Rubbish, trash, garbage, whatever you call it, the 1.6 billion tonnes of stuff the world throws away each year - 250kg per person - is being touted as a big potential source of clean energy and
more companies are investing in ways to use methane gas to power homes and vehicles.
Around the world, landfills are one of the biggest producers of methane, a gas whose greenhouse effect is 21 times worse than carbon dioxide. If that gas is collected and burned to generate electricity, proponents say the resulting emissions of carbon dioxide are less harmful to the environment than the original methane.
Environmentalists aren't quite as enthusiastic. Nathanael Greene, director of renewable energy policy for the Natural Resources Defence Council, says touting the benefits of landfills is akin to putting "lipstick on a pig". Instead, we should be trying harder to reduce waste.
Biogas, another name for methane produced from waste, manure or other organic matter, is most developed in Europe, where Germany has 70 per cent of the global market. In Britain, landfill gas makes up a quarter of the country's renewable energy, giving electricity to some 900,000 homes.
Waste-to-energy projects are also being expanded in the developing world.
Despite the arguments about how "green" landfill gas really is, companies such as Waste Management and Allied Waste are benefiting from their growing new revenue streams.
Allied Waste's senior director of renewable energy development, Ted Neura, says the company generates less than 5 per cent of its revenue from sales of electricity, but is evaluating how best to develop its landfills.
Houston-based Waste Management, which produces energy at 100 of its 280 US landfills, plans to spend US$400 million ($506 million) over the next five years to build an additional 60 landfill gas-to-energy plants.

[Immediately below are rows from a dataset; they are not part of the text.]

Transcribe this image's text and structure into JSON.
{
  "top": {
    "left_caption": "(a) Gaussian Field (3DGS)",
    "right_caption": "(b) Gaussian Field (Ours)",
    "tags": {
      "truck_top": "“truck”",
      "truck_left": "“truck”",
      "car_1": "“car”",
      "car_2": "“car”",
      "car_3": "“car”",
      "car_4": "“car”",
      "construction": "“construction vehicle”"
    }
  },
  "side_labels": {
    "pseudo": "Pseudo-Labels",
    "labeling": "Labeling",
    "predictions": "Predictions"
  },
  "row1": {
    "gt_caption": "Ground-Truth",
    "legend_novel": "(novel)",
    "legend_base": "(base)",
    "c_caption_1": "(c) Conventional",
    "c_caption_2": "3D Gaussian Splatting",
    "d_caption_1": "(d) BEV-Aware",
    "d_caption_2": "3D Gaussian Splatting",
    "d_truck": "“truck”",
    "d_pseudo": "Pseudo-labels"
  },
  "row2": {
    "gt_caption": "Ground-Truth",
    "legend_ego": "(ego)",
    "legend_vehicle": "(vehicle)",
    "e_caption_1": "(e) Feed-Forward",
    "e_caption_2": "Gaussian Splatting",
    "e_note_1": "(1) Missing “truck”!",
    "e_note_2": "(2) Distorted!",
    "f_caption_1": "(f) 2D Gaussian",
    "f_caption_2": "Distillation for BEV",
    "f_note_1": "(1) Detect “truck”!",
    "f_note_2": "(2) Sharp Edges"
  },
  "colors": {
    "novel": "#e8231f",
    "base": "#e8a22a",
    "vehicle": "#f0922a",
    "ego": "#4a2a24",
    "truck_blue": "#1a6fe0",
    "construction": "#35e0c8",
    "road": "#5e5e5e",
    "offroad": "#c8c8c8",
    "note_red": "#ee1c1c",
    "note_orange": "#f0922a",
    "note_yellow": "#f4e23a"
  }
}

In its latest effort, Waste Management last month joined a growing number of companies that are using waste to power vehicles. In California, the company is building the largest-ever facility to turn landfill gas into liquefied natural gas to fuel its heavy-duty garbage collection trucks.
But big, established companies aren't the only ones using waste to replace fossil fuels. One start-up company, Boston-based Ze-gen, is creating what it says is a zero-emissions process for producing electricity from construction waste that it is diverting from landfills.
Ze-gen turns waste into syngas, a combination of hydrogen and carbon monoxide.
General Electric is also working to adapt its gasification technology - used to burn coal more cleanly - to turn municipal waste into a cleaner-burning gas.
Solena Group, which is backed by Spanish conglomerate Acciona, is developing a facility in California to make renewable jet fuel from municipal waste and BlueFire Ethanol Fuels is building its first cellulosic ethanol plant adjacent to a landfill in Lancaster, California, so it can use municipal waste as its feedstock.
"It was the lowest-risk feedstock," says Arnold Klann, president and chief executive of BlueFire Ethanol. "We are taking the material that society values the least and converting it into a transportation fuel."